1. Heat exchanger, configured to allow heat exchange between a first fluid and a second fluid circulating respectively in at least a first passage path and a second passage path, said paths (30, 210a, 210b, 220a, 220b ) passage being formed by plates (14a, 14b, 114) and fins (16a, 16b, 116) of the heat exchanger and being configured to lead each fluid from a fluid inlet to a fluid outlet, the fluids circulating in a multitude of passage channels (10, 110) each formed by a closed space (12) delimited by two adjacent plates and two adjacent fins, characterized in that each plate extends along a non-planar surface defined between the fluid inlet and the fluid outlet of the associated passage path, said non-planar surface following at least a first curve (20a) oscillating in at least a first main direction around an average surface of the plate, and in this than each fin comprises an upper ridge configured to be in contact with one of the adjacent plates, said upper plate, and a lower ridge configured to be in contact with the other adjacent plate, called lower plate, each fin further following at least a second curve (20b) oscillating in at least a second main direction around an average surface of the fin, so that each passage path allows the circulation of the fluid in the closed space in a direction of fluid between the fluid inlet and fluid outlet, called the circulation axis (18, 118), defined at any point on the curve by a generator curve which is a combination at at least each point of the first oscillating curve and of the second oscillating curve .

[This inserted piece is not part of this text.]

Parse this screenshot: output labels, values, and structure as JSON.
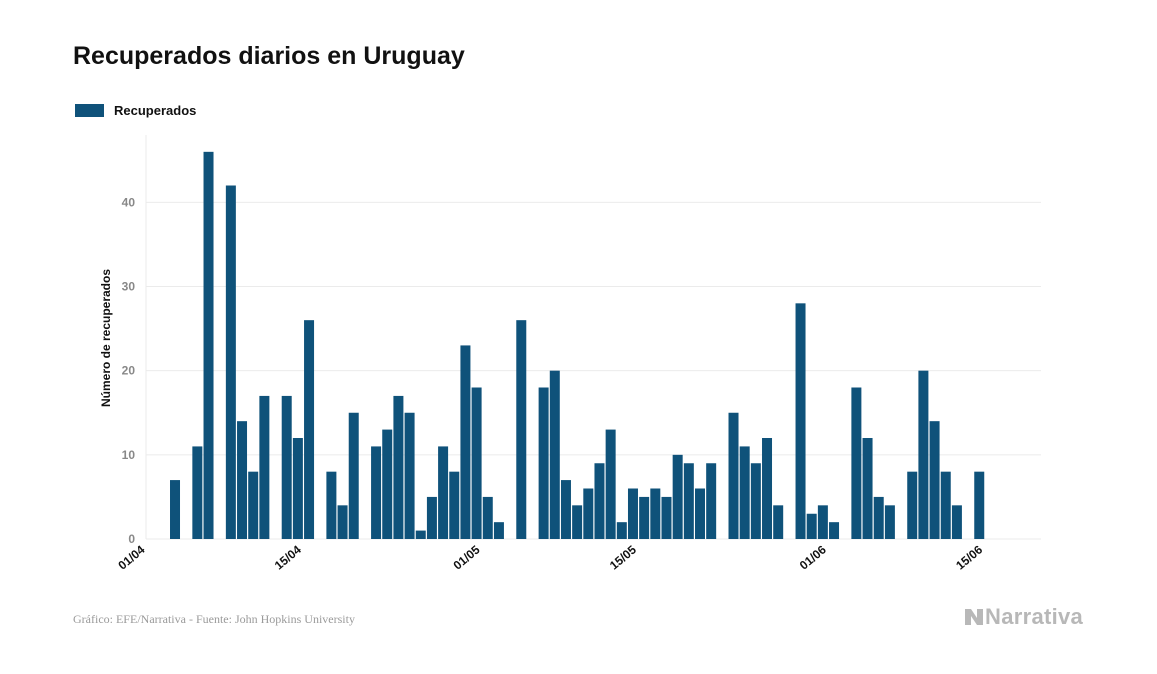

2. Heat exchanger according to claim 1, characterized in that the first curve (20a) and the second curve (20b) have the following characteristics:

- 0.1 <y <1

3. Heat exchanger according to one of claims 1 or 2, characterized in that the first curve (20a) and / or the second curve (20b) is continuous.

4. Heat exchanger according to one of claims 1 or 2, characterized in that the first curve (20a) and / or the second curve (20b) is discontinuous.

5. Heat exchanger according to one of claims 1 to 4, characterized in that the first curve (20a) and / or the second curve (20b) are oscillating at variable amplitude and / or frequency.

6. Heat exchanger according to one of claims 1 to 5, characterized in that the fluids are gaseous or liquid.

7. Heat exchanger according to one of claims 1 to 6, characterized in that the axes of circulation of the channels of the first passage are substantially parallel to the axes of circulation of the channels of the second passage.

8. Heat exchanger according to one of claims 1 to 6, characterized in that the axes of circulation of the channels of the first passage are substantially orthogonal to the axes of circulation of the channels of the second passage.

9. Heat exchanger according to one of claims 1 to 8, characterized in that it is manufactured by additive manufacturing.

10. Air conditioning system, characterized in that it comprises a heat exchanger (200) according to one of claims 1 to 9.

11. Aircraft, characterized in that it comprises a heat exchanger (200) according to one of claims 1 to 9.